Two of the spies, Joshua and Caleb, declare that the mission is possible, that God is with them, and that it is their destiny to reclaim their heritage. They urge the people to go forth with confidence. The other ten spies paint a very different picture, one of a disaster in the making in a land that devours its settlers. Their account causes the people to panic and lose faith in God, in Moses, and in their mission, resulting in the divine decree that the entire generation will wander the wilderness until they die.
The old saying that “seeing is believing,” proves to be untrue. It seems more the case that “believing is seeing” – that the attitude we bring to a situation is often determinative. This doesn’t mean that wishful thinking ought to replace realism. The Torah does not endorse reckless fantasies. It does, however, promote the kind of faith and optimism that sees the glass as half full. It sees the world that God has made as one of abundance and possibility, and people as capable of doing remarkable things when they set their mind and hearts and hands to make their best effort.
The pessimists among the spies saw themselves as small, like grasshoppers in the eyes of the inhabitants of Canaan, whom they saw as giants. Their perception became a self-fulfilling prophecy. Their attitude, their lack of faith in themselves and God, dictated their fate. And their example should be instructive for us in moments of challenge like our current situation.
We are not hapless victims of circumstances, unless we choose to see ourselves that way.
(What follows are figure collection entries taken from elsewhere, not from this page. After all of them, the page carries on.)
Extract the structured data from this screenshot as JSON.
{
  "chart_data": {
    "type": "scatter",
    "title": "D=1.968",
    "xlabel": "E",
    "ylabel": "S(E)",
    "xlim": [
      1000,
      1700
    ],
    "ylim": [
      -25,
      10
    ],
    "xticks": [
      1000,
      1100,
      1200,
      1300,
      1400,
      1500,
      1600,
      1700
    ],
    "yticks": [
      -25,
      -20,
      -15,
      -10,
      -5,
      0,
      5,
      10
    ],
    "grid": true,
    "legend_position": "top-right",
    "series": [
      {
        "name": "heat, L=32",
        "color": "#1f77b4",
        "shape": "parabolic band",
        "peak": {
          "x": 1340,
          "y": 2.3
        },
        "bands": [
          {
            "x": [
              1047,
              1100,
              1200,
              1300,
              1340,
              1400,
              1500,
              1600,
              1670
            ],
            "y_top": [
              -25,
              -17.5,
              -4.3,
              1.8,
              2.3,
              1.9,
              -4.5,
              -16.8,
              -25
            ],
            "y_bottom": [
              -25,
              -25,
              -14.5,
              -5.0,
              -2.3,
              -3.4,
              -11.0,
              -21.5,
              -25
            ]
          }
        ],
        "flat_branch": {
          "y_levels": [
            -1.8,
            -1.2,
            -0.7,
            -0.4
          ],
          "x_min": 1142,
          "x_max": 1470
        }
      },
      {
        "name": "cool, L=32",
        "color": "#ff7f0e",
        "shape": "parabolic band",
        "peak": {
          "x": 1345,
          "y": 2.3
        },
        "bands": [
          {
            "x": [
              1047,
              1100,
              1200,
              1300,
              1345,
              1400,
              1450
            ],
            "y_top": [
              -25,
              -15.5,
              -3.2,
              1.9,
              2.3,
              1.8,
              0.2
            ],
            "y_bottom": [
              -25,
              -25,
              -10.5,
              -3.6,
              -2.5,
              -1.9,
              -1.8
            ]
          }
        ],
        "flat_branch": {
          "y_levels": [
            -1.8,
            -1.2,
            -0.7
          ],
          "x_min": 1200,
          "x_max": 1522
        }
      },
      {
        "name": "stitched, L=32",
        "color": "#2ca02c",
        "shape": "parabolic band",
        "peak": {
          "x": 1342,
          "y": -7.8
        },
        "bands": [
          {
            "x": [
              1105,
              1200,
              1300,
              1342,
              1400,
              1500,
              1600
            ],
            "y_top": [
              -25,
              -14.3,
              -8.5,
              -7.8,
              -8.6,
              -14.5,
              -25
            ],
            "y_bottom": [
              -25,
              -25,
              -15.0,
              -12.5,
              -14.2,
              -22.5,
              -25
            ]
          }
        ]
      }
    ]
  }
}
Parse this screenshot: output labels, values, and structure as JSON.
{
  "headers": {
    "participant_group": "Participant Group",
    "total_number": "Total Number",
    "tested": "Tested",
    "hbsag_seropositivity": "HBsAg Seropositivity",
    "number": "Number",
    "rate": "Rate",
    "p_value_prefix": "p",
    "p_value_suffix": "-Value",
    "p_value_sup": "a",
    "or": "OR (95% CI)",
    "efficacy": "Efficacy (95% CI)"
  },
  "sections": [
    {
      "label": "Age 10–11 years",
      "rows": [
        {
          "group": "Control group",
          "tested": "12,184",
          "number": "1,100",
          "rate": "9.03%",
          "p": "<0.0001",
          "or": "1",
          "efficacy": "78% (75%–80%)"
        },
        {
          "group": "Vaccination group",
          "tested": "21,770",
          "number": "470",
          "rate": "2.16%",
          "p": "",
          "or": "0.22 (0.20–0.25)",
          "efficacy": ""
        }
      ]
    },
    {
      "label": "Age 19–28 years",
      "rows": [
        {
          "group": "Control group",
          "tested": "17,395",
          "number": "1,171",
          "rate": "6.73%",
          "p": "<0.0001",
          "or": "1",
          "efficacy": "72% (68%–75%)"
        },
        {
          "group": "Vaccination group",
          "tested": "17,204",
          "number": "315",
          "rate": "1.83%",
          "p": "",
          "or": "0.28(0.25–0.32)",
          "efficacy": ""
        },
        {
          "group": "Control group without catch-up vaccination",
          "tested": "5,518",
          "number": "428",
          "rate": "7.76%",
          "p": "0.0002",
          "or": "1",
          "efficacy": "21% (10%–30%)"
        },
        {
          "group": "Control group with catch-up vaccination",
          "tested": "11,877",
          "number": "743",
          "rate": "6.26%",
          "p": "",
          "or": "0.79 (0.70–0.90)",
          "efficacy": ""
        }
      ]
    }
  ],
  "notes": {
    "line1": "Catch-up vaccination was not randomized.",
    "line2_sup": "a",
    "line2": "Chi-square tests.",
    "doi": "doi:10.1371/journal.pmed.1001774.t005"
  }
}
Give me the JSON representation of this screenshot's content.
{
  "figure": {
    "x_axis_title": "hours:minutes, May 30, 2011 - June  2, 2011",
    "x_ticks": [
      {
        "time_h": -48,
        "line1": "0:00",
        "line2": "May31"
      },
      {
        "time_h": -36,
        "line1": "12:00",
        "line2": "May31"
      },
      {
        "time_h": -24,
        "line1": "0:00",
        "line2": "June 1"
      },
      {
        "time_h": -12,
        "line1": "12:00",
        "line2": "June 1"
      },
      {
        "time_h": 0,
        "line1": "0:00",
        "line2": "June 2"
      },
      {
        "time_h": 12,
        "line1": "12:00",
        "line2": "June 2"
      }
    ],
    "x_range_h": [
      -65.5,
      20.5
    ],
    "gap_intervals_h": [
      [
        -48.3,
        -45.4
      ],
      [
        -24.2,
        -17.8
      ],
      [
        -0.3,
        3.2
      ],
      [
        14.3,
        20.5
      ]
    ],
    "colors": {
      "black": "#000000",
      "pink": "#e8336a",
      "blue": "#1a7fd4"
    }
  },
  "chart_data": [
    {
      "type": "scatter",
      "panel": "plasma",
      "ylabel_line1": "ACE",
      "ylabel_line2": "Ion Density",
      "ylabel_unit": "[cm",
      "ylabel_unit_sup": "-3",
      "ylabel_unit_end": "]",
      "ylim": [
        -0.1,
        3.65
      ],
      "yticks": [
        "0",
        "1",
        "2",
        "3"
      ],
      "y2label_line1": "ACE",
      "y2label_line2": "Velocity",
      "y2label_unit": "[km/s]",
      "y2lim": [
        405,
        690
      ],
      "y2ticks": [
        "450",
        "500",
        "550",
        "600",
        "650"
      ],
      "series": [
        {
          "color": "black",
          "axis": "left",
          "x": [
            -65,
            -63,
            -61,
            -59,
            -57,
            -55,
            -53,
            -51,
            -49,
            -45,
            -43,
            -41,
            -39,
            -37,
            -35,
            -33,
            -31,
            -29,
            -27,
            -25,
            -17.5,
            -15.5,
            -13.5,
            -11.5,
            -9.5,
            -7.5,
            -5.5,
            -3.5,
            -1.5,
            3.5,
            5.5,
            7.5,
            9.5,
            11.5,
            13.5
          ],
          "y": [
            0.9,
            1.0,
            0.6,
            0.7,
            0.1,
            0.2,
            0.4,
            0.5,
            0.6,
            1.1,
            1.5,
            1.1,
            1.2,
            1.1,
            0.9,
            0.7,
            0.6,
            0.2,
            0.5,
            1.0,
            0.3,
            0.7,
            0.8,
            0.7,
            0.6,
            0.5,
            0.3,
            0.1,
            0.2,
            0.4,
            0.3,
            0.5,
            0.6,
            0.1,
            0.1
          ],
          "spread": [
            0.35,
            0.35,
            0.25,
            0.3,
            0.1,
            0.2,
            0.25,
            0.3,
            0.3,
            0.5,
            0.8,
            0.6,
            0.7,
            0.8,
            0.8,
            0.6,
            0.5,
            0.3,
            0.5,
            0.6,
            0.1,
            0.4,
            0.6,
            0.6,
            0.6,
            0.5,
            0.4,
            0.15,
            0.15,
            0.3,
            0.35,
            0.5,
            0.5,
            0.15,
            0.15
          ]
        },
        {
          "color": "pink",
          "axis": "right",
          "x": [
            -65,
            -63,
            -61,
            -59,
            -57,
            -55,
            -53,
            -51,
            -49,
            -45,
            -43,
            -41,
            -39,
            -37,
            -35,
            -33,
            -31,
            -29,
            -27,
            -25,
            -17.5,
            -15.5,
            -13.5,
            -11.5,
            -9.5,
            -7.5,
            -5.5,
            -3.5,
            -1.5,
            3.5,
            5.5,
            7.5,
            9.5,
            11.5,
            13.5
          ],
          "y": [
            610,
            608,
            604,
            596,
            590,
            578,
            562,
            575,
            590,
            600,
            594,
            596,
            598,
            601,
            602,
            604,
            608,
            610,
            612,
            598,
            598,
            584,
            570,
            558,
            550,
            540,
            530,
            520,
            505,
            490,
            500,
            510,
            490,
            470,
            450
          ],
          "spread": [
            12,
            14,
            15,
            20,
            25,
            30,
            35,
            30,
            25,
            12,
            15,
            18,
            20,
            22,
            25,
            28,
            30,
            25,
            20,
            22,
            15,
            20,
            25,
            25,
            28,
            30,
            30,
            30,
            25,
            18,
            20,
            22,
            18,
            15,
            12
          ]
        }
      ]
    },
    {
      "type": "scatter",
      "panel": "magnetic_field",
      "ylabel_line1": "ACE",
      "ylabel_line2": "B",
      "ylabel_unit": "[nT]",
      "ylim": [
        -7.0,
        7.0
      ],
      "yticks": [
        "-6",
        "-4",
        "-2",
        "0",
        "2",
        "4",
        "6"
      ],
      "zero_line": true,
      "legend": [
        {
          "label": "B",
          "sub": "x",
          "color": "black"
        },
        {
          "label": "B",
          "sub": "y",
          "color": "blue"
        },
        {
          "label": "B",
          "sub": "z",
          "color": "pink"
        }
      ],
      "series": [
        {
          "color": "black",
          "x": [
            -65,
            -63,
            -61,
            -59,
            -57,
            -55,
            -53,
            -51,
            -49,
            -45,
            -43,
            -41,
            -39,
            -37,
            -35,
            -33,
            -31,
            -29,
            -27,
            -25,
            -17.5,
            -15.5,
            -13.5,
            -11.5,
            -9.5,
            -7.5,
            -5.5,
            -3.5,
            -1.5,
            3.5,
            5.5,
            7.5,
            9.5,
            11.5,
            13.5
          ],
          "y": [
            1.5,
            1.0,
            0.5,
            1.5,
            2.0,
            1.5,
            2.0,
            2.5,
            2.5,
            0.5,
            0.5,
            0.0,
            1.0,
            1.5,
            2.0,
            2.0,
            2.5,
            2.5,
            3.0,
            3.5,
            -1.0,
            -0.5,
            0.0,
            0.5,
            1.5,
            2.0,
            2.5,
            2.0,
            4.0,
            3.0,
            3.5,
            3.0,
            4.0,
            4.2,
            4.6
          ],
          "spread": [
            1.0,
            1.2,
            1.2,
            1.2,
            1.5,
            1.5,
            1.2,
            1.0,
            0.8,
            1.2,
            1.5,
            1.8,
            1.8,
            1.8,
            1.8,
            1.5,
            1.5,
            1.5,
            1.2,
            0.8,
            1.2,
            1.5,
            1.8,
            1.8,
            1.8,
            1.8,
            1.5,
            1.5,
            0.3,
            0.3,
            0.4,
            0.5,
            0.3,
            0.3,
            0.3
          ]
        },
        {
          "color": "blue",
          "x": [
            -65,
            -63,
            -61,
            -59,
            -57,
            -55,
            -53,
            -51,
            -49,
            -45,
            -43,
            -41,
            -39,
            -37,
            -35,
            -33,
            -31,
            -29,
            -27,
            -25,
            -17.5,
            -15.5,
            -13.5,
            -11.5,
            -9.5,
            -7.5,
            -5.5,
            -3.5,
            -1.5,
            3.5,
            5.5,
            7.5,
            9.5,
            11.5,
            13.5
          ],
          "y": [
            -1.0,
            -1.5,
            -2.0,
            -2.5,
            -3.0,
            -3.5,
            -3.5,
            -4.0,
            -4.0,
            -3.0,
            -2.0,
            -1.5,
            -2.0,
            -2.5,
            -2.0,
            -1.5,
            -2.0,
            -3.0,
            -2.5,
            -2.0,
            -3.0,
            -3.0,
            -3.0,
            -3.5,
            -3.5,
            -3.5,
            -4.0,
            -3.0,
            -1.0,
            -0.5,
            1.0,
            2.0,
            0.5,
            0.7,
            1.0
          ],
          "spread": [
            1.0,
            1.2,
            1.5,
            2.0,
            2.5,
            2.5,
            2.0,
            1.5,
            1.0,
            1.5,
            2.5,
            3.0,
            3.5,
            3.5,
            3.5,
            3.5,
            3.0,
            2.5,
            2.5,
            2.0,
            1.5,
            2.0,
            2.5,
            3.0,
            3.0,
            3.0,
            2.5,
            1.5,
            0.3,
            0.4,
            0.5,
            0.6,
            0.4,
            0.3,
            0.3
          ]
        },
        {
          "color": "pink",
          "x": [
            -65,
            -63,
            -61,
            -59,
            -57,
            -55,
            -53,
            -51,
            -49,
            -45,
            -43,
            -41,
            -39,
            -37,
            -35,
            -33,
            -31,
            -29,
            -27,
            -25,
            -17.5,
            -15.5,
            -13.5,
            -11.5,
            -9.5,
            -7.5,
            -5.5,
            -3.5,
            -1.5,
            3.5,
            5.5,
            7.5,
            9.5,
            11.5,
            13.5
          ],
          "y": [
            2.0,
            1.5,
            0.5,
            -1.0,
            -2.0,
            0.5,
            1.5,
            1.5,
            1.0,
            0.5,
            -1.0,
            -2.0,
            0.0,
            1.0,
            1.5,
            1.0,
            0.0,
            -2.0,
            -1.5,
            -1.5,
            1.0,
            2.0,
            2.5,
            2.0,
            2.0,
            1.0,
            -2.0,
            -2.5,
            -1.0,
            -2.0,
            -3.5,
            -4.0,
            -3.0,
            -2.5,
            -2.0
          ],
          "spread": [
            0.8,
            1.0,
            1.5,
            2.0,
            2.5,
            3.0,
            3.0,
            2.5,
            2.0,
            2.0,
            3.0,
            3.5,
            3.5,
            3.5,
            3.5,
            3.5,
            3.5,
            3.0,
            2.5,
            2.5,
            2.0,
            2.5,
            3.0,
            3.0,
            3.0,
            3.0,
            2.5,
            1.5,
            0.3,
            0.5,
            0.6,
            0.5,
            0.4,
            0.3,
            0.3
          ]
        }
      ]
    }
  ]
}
We have the power to make important and meaningful choices that can and will determine our path ahead. With thoughtful and determined action we can overcome the coronavirus. We can seize this moment of righteous indignation to bring an end to systemic racism in America.
These are not fantasies grounded in wishful thinking. With thoughtful, sober reflection, clear values, tried and true principles, and leaders of vision to guide us, we can and will overcome. So, let us all be hopeful and faithful, with trust in God for the good that lies in store for us all, and belief in our own ability to shape a future in which all God’s children will live in freedom, sharing in the abundance of the earth in harmony and peace, fulfilling our common destiny to reach the Promised Land.